Hair algae is microalgae?!??

Jamesurq

New member
Maybe I'm confused - but if microalgae is defined as a unicellular organism, how does a multicellular strand of hair algae get categorized as microalgae?
 
Some dinoflagellate microalgae/cyannobacteria will form chains of connected cells resembling extremely thin hair strands; generally, these look like smooth rods under the microscope. Some Macro algae species have a habitus ("body shape") which look like thicker strands of hair, but if you look closely, you will see other structures on the strands that look like fronds. The common name of "hair algae" is applied to both or either, depending on your source of info; hence the confusion.:rollface:
 
And just to muddy the waters further, the giant bubble Valonia Ventricaria is a huge single cell and it is usually called a macro because of its size. :D Just from looking at Bryopsis, my own opinion is that it grows in somewhat differentiated stalks vs the mentioned chains of cells (like cyano and some hair algae) and therefore I consider it a macro.
 
"Hair algae" is probably either Cladophora, Derbesia, or Bryopsis.
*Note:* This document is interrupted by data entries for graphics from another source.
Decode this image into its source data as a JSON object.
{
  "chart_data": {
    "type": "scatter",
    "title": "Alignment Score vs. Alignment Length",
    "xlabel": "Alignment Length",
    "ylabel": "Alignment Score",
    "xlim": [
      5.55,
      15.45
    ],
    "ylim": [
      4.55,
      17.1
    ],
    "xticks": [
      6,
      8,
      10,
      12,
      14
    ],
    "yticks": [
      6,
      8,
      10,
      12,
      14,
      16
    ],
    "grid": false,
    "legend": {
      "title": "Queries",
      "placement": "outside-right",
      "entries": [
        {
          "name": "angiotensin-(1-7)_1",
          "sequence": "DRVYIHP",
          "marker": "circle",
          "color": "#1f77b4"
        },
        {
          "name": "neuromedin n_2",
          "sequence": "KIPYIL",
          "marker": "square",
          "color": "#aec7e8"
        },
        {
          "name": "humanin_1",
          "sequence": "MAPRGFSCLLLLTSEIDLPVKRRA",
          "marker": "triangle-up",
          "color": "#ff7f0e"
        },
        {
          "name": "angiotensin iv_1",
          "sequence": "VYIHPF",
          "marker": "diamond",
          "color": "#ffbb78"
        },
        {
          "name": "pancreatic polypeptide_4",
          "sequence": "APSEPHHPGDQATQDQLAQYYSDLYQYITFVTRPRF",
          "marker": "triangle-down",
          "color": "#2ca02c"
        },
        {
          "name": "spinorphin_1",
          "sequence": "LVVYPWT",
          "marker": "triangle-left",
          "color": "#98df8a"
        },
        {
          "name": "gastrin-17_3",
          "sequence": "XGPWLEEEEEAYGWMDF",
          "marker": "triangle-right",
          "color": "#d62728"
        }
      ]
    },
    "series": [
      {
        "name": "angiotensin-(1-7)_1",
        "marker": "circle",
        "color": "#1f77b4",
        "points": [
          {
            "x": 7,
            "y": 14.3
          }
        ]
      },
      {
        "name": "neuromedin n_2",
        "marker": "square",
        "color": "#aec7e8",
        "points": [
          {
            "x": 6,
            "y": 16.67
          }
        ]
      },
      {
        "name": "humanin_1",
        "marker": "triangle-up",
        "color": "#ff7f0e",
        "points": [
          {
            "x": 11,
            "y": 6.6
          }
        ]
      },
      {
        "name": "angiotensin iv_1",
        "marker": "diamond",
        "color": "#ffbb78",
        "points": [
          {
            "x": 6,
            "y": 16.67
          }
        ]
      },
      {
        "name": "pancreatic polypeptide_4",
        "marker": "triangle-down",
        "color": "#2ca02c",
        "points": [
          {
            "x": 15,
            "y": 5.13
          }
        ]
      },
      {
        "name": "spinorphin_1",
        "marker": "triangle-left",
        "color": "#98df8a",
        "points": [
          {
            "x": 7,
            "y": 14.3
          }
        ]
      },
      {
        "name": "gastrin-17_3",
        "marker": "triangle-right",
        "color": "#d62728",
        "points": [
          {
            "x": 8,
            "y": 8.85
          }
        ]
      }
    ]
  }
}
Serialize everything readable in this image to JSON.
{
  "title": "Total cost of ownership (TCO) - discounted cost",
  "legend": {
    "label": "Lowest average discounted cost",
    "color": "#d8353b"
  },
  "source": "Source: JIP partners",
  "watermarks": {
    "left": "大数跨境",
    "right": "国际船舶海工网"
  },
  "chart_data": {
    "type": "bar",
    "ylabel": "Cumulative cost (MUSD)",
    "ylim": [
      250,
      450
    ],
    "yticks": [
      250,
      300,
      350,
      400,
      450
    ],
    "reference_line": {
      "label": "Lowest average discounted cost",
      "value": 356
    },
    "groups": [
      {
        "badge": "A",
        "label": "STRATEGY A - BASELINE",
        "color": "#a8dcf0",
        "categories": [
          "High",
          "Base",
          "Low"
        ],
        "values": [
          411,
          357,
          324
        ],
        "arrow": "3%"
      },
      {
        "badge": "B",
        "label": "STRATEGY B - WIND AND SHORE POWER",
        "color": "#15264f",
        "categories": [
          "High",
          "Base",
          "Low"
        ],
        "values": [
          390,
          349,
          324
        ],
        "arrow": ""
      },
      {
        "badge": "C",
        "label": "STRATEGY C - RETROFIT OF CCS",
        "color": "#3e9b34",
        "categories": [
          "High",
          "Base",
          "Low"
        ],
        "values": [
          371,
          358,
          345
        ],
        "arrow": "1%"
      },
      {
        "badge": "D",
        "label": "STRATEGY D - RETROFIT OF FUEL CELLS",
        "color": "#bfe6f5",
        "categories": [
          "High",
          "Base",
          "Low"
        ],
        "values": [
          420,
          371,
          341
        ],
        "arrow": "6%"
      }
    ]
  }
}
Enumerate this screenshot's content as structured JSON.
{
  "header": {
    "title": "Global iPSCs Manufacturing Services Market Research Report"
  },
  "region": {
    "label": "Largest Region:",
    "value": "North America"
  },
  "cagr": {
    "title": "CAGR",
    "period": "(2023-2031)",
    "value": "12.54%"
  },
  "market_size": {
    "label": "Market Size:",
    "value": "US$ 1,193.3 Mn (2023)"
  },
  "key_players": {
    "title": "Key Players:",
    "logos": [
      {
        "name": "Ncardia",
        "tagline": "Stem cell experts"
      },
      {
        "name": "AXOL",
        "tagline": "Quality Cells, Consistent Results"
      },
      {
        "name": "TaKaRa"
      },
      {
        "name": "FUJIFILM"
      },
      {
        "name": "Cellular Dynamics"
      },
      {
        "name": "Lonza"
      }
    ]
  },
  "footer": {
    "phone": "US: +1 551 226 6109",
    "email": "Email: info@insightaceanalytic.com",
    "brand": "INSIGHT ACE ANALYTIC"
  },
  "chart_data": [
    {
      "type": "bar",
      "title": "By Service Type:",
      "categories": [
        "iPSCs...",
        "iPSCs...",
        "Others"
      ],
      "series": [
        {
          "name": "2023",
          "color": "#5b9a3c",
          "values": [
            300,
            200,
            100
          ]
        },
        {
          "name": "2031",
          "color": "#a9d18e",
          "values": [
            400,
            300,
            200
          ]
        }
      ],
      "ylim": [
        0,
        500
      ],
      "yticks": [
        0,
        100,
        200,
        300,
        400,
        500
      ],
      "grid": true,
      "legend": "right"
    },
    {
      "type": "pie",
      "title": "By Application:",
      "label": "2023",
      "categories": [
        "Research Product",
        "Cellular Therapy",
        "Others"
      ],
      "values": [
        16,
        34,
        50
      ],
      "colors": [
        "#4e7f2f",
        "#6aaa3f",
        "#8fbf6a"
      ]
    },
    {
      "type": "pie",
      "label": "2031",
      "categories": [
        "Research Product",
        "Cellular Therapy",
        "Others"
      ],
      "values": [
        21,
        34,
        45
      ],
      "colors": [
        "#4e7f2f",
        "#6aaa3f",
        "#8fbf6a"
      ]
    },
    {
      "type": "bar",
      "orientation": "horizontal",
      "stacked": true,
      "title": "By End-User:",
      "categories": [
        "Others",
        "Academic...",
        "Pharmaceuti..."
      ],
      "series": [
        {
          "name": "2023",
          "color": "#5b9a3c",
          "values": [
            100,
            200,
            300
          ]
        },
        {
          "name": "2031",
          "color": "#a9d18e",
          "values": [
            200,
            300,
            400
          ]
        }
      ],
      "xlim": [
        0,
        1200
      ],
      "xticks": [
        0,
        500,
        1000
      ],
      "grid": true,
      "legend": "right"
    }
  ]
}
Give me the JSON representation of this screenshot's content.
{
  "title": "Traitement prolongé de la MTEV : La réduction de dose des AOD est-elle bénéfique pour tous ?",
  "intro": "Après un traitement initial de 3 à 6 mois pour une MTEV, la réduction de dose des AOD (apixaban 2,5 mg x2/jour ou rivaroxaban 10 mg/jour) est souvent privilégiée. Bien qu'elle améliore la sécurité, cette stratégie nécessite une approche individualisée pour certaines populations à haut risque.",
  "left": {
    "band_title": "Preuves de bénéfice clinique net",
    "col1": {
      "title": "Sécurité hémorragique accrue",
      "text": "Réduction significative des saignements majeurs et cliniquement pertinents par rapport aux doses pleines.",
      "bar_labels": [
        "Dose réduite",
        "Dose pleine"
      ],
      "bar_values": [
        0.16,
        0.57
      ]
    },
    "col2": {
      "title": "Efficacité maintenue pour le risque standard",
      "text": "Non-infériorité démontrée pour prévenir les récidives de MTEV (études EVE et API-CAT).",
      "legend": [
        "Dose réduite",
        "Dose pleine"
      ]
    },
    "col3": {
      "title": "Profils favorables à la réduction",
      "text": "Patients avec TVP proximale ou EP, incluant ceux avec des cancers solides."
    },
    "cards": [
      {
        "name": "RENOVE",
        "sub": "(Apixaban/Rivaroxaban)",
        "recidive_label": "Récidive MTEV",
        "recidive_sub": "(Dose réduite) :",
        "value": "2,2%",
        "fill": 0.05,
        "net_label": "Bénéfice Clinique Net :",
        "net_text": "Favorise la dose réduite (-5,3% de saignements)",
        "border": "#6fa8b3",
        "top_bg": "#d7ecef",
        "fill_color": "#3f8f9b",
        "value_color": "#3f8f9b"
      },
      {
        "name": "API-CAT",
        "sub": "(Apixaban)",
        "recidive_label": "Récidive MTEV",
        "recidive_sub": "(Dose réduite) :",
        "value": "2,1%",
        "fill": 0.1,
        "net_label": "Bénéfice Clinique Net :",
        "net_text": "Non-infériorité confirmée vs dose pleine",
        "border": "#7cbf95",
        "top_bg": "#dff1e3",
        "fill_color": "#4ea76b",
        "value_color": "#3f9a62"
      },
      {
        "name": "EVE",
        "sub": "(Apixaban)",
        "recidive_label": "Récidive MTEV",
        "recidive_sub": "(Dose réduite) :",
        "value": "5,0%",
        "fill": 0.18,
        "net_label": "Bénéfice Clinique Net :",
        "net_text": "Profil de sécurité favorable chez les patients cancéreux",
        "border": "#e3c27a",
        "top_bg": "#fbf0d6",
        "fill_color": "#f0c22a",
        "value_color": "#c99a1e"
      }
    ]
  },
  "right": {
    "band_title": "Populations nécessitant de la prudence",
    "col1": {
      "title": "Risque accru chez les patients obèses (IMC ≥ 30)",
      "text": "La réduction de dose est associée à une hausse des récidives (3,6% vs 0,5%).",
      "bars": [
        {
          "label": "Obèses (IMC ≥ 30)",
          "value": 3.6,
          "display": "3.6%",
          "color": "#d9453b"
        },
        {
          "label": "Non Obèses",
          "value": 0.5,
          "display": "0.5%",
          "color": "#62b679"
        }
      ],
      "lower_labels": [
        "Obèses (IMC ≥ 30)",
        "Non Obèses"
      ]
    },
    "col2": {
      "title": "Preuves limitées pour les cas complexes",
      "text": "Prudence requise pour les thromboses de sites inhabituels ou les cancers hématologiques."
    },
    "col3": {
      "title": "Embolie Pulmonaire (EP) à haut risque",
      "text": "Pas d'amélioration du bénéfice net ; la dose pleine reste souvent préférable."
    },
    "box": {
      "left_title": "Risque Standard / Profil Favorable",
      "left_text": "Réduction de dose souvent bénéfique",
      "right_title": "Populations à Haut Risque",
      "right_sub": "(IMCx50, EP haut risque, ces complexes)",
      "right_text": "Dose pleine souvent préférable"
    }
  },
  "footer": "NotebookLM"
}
Here's google's help in defining the word macroalgae: http://www.google.com/search?hl=en&lr=&ie=UTF-8&safe=off&oi=defmore&q=define:Macroalgae Cladophora is multicellular while the other two are coenocytes (one big cell). I would refer to all three as periphyton. I would refer to cyano or diatoms and microalgae and Caulerpa or Sargassum as macroalgae. Valonia is a single cell but a common misunderstanding is that it is like most cells in the fact that it has one nucleus in the center. It is more like a flat sheet with many nuclei in the sheet rolled up into a sphere with a hollow space (filled with seawater?) in the middle.

Kevin
 
so what you're saying is that cladophora is multicellular and the other two are single celled - but all three fall into a category of Periphyton? But isn't this category inclusive of both macros and micros?
 
http://www.epa.gov/bioindicators/html/periphyton.html

Yes, it is broad term referring to growth habit, but true micro algaes don't have the kind of holdfast structures implied in the term, per se. Kevin was indicating why hairlike micro algae and hairlike macros look similar (benthic example species of each group). Also a mispell "and" instead of "are" in following sentence in his post. He is a very busy student and must fly all over this site answering marine botany Qs as time permits.